An author avidly interested in people, with an eye for the peculiar and who is unafraid of being unfashionably frank

Section from Self Portrait (1988) by the author Michael Kane who is also a visual artist.
Section from Self Portrait (1988) by the author Michael Kane who is also a visual artist.
Blind Dogs
Blind Dogs
Author: Michael Kane
ISBN-13: 9781910140406
Publisher: Gandon Editions
Guideline Price: €25.99

When Michael Kane as a young man came to Dublin from Wicklow in 1956 to work in the telephone exchange as a “temporary night operator” he lodged with his aunt Miriam in her tall, chaotic house on Pembroke Road. Miriam’s household was an eccentric collection of family members and lodgers and Kane’s evocation of it in his memoir, generously illustrated with his own work, is a wonderful introduction to what is to come.
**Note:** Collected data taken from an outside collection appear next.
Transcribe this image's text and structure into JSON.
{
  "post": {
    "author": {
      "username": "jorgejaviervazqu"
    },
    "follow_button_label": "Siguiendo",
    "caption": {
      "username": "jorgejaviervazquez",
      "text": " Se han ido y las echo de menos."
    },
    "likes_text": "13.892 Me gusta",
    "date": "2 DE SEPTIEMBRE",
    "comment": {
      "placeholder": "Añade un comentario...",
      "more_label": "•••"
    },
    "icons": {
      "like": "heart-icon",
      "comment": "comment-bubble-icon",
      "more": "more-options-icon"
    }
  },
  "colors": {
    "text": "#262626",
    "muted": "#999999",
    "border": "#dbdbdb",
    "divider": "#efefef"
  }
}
His depiction of a pair of gentlemen-boulevardier uncles, of his grandmother by the fire like “a primordial deity”, and of Miriam wandering around the dimly cavernous kitchen, is rich with the sepia mood and odours of the house. Upstairs in the Front Room, Kane, wearing his new bespoke suit, reads Dostoyevsky et al, as he pursues his erotic and contemplative enthusiasms. The poet Patrick Kavanagh, whom he reveres from afar, passes the window daily, “shambling magisterially towards town”. Ronnie Drew, another night telephonist friend, appears as a teddy boy from Dún Laoghaire studying Spanish guitar.

Soon after his arrival in Dublin, Kane enrols as a student at the College of Art on Kildare Street and quickly identifies as a rebel. Rejecting “the British pastoral tradition imposed on Irish art” he sees himself as European. He falls madly in love with a fellow art student who he will marry. His departure for the continent, to France, Spain and Italy is a romantic quest — she is in Italy on a scholarship — as much as it is artistic. His later life, as an artist more and less successful, according to the prevailing art climate, married and unmarried, stormy and settled, is in Dublin.

From this book alone — and he has written much in his long lifetime — it’s clear that Kane is as much a writer as he is a painter. Interesting though his life is, you will read Blind Dogs for the pleasure of immersion in his writing, in which compassion and dispassion, pathos and comedy are deliciously mingled. Interested in ideas and where he stands, he has an equally avid interest in people and observes them acutely. With his eye for the peculiar and the askew he can be unfashionably frank — but is just as frank, and unfashionably funny, about his own “contemptible self”.